Allí en medio del paisaje se elevan orgullosas las casillas de madera húmeda, que carcomidas algunas por las termitas y otras por el paso del tiempo, se dejan ver desde la altura del camino ondulante. Desde sus chimeneas, el denso humo que surca el cielo sirve de señal a los distantes caminantes en los profundos valles.

El pueblo que recién nacía era festivo, alegre. En el patio central que servía de plazoleta se celebraban las fiestas religiosas y los carnavales que se convertían en excusas para las reuniones de familiares y vecinos. Allí doña Cándida, don Hilario y Elma tenían asistencia perfecta como cada habitante, por más que el camino fuera largo y tuvieran que cruzar dos o tres cerros.
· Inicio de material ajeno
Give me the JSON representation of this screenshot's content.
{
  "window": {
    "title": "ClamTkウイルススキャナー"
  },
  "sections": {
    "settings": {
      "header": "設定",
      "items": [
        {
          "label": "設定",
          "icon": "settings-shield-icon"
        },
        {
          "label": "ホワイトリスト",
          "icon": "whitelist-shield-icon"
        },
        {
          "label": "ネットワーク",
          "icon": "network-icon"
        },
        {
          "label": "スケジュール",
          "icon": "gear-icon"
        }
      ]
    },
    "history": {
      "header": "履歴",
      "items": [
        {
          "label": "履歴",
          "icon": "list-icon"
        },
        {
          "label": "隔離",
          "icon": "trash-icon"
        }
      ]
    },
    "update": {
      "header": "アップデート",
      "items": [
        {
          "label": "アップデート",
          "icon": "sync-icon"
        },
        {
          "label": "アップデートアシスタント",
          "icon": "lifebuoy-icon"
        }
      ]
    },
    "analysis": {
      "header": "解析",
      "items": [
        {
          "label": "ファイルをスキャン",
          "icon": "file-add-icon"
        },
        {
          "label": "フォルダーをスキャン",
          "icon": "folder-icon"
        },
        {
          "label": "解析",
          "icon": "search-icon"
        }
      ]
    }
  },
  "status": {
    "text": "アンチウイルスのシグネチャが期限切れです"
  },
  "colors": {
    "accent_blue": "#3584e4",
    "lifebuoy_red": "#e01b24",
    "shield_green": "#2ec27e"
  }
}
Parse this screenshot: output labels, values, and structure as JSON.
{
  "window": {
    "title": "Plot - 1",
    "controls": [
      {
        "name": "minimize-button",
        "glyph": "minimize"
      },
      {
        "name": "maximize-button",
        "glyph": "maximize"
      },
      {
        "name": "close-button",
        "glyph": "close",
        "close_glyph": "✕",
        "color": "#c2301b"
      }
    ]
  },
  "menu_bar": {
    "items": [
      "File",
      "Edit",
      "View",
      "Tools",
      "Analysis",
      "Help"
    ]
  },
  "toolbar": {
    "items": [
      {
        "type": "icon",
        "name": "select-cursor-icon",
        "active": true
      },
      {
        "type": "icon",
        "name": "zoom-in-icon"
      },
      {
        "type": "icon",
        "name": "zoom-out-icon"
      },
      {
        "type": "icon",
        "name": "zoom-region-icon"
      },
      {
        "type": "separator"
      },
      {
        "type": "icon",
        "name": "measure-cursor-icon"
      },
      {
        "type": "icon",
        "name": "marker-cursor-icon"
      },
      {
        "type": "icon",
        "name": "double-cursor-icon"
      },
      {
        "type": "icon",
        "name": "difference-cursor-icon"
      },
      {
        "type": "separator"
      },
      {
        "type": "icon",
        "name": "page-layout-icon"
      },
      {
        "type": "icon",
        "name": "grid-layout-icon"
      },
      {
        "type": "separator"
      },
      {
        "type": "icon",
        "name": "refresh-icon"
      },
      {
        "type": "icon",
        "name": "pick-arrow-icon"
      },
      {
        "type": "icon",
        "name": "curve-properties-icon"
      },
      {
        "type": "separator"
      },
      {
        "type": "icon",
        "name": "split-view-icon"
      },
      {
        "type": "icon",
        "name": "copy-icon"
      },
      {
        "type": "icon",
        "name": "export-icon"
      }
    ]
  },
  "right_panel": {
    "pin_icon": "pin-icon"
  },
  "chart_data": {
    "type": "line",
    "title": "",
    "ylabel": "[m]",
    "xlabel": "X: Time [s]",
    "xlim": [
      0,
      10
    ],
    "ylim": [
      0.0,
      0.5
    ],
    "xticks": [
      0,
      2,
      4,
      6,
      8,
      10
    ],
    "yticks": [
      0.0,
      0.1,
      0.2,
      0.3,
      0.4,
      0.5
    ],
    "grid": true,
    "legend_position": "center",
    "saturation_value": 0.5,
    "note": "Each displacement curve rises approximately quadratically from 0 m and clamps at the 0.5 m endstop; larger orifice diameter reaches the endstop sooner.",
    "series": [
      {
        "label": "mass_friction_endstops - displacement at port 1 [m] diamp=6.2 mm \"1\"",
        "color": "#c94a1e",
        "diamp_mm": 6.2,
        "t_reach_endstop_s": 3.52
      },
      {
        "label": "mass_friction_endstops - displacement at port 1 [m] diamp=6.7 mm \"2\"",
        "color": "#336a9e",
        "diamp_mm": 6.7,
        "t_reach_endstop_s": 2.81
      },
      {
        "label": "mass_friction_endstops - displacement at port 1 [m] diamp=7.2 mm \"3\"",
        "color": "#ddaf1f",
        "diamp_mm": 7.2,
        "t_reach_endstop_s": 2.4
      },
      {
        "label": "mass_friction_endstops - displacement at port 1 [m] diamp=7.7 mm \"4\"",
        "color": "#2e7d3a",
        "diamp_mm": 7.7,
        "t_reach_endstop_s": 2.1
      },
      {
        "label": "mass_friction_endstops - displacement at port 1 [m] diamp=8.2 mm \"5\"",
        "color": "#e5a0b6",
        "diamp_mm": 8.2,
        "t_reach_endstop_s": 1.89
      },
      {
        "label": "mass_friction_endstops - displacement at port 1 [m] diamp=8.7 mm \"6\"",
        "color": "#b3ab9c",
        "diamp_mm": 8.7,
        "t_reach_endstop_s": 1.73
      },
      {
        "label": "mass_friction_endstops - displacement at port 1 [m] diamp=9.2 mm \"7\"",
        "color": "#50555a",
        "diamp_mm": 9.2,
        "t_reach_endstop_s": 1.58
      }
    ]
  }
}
Esas fiestas eran la oportunidad de mostrar su belleza. Con casi 14 años Elma era vestida cuidadosamente por su madre que evitaba que se distinga su cuerpo desarrollado, por lo que después de la ducha, y con una venda de lienzo de unos 30 centímetros de ancho, que servía de corset reductor, comenzaba a envolver a su hija como un ritual desesperado, pensante, silencioso. Después le ponía su sencillo y elegante vestido.

En esas fiestas Elma veía cómo las niñas de su edad tenían hermanos, con quienes jugaban y se divertían. Observaba estas escenas en silencio preguntándose siempre por qué era hija única. Una noche de esas, donde el regreso a casa se volvía cansador, preguntó en voz alta:

—Mamá, ¿por qué no tengo hermanitos? —Los dos se hicieron los sordos. Pero volvió a insistir.

Parecía que el momento de tener una charla seria, había llegado. El camino, donde por la hora reinaba una densa oscuridad, pero que los caballos conocían de memoria, de repente se volvió lúgubre, pesado, peligroso. Doña Cándida sintió que su corazón se rompía y que cada latido sonaba en la vastedad del lugar, haciendo eco… sintió temor, sintió que su cuerpo se estremeció, pero también pensó que era mejor, “no le vería la cara a su hija”, así que mostrándose lejana y fría explicó su imposibilidad de tener hijos, por lo que la adoptó. Dolió conocer esa verdad, sus ojos derramaban las lágrimas más amargas y calientes de toda su corta vida, su pequeño y tierno corazón, que no conocía otro amor que el amor a sus padres, se detuvo unos segundos y luego latió con tanta celeridad que sintió debajo del corset cómo su sangre fluía. Desde ese momento en adelante la pregunta “¿quiénes son mis padres?” se presentaría regularmente. Para ella nada fue fácil. El resto del camino transcurrió en un hondo y cruel silencio. Su padre pitaba su armado, ligeramente, ajeno a los hechos…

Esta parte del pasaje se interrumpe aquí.